Event Detail (Archived)
Modeling the Emergence of Complex Cortical Structure from Simple Precursors in the Brain: Maps, Hierarchies, and Modules
Center for Studies in Physics and Biology Seminar Series
- Special Seminar Series
Ila Fiete, Ph.D., professor, Massachusetts Institute of Technology
- Speaker bio(s)
Modular and hierarchical structures are ubiquitous in the brain. Two distinct hypotheses for such morphogenesis involve genetic specification (the positional information hypothesis) or spontaneous structure emergence from symmetry breaking (the pattern formation hypothesis).
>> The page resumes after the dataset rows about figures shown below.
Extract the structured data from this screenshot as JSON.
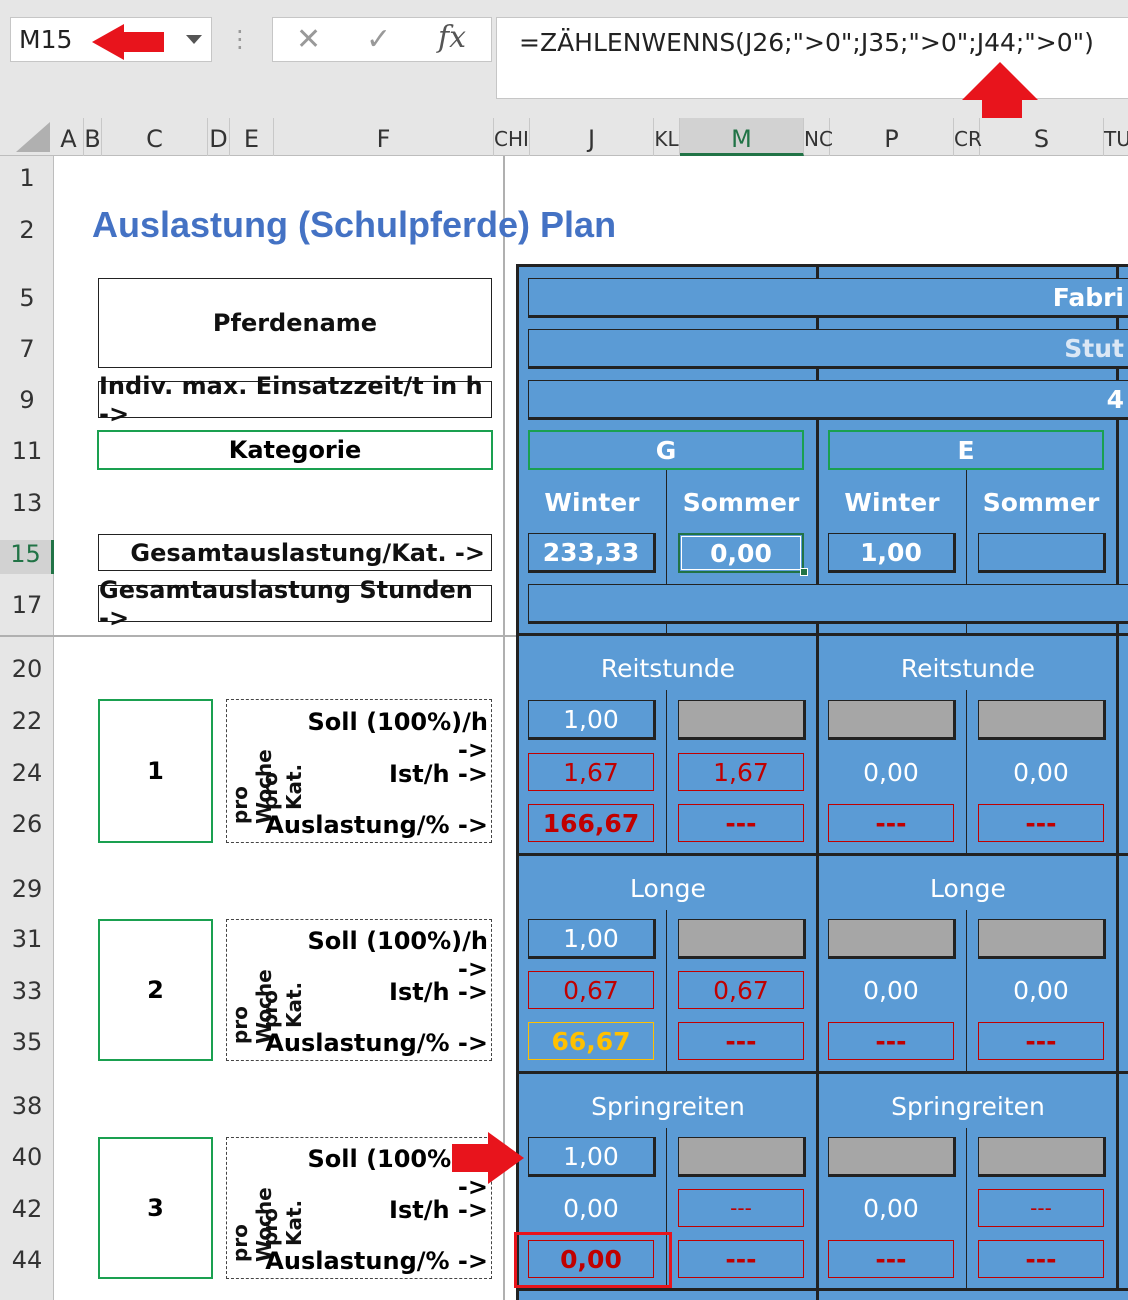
{
  "name_box": "M15",
  "formula": "=ZÄHLENWENNS(J26;\">0\";J35;\">0\";J44;\">0\")",
  "fx_label": "fx",
  "columns": [
    "A",
    "B",
    "C",
    "D",
    "E",
    "F",
    "CHI",
    "J",
    "KL",
    "M",
    "NC",
    "P",
    "CR",
    "S",
    "TU"
  ],
  "rows": [
    "1",
    "2",
    "5",
    "7",
    "9",
    "11",
    "13",
    "15",
    "17",
    "20",
    "22",
    "24",
    "26",
    "29",
    "31",
    "33",
    "35",
    "38",
    "40",
    "42",
    "44"
  ],
  "title": "Auslastung (Schulpferde) Plan",
  "labels": {
    "pferdename": "Pferdename",
    "einsatzzeit": "Indiv. max. Einsatzzeit/t in h ->",
    "kategorie": "Kategorie",
    "gesamt_kat": "Gesamtauslastung/Kat. ->",
    "gesamt_std": "Gesamtauslastung Stunden ->",
    "soll": "Soll (100%)/h ->",
    "ist": "Ist/h ->",
    "auslastung": "Auslastung/% ->",
    "pro_woche": "pro Woche",
    "pro_kat": "pro Kat."
  },
  "header": {
    "fabri": "Fabri",
    "stut": "Stut",
    "four": "4",
    "cat_g": "G",
    "cat_e": "E",
    "winter": "Winter",
    "sommer": "Sommer"
  },
  "totals": {
    "j15": "233,33",
    "m15": "0,00",
    "n15": "1,00"
  },
  "blocks": [
    {
      "num": "1",
      "name": "Reitstunde",
      "soll": [
        "1,00"
      ],
      "ist": [
        "1,67",
        "1,67",
        "0,00",
        "0,00"
      ],
      "aus": [
        "166,67",
        "---",
        "---",
        "---"
      ]
    },
    {
      "num": "2",
      "name": "Longe",
      "soll": [
        "1,00"
      ],
      "ist": [
        "0,67",
        "0,67",
        "0,00",
        "0,00"
      ],
      "aus": [
        "66,67",
        "---",
        "---",
        "---"
      ]
    },
    {
      "num": "3",
      "name": "Springreiten",
      "soll": [
        "1,00"
      ],
      "ist": [
        "0,00",
        "---",
        "0,00",
        "---"
      ],
      "aus": [
        "0,00",
        "---",
        "---",
        "---"
      ]
    }
  ],
  "colors": {
    "blue": "#5b9bd5",
    "green": "#1aa050",
    "red": "#c00000",
    "arrow": "#e8141c",
    "yellow": "#ffc000"
  }
}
Indeed, there is rich evidence supporting both hypotheses in different systems, and more recently evidence that both systems might interact, for instance with genetic specification providing an initial but relatively low-information scaffold of positional guidance and pattern formation constructing sharper structures by bootstrapping from this guidance. In this talk, I will consider the emergence of two systems in the brain: the visual processing hierarchy with topographic structure, and a modular cognitive circuit consisting of functionally independent grid cell networks that compute spatial location from velocity cues as animals move and navigate the world. I will describe how simple activity-driven growth and competition rules can lead to the emergence of topographically ordered sensory processing hierarchies, and how genetically specified smooth gradients with purely local recurrent interactions on two scales can lead to global module emergence. In sum, simple growth rules, local interactions and smooth gradients can interact to produce rich emergent order on multiple scales in the form of maps, modules, and hierarchies.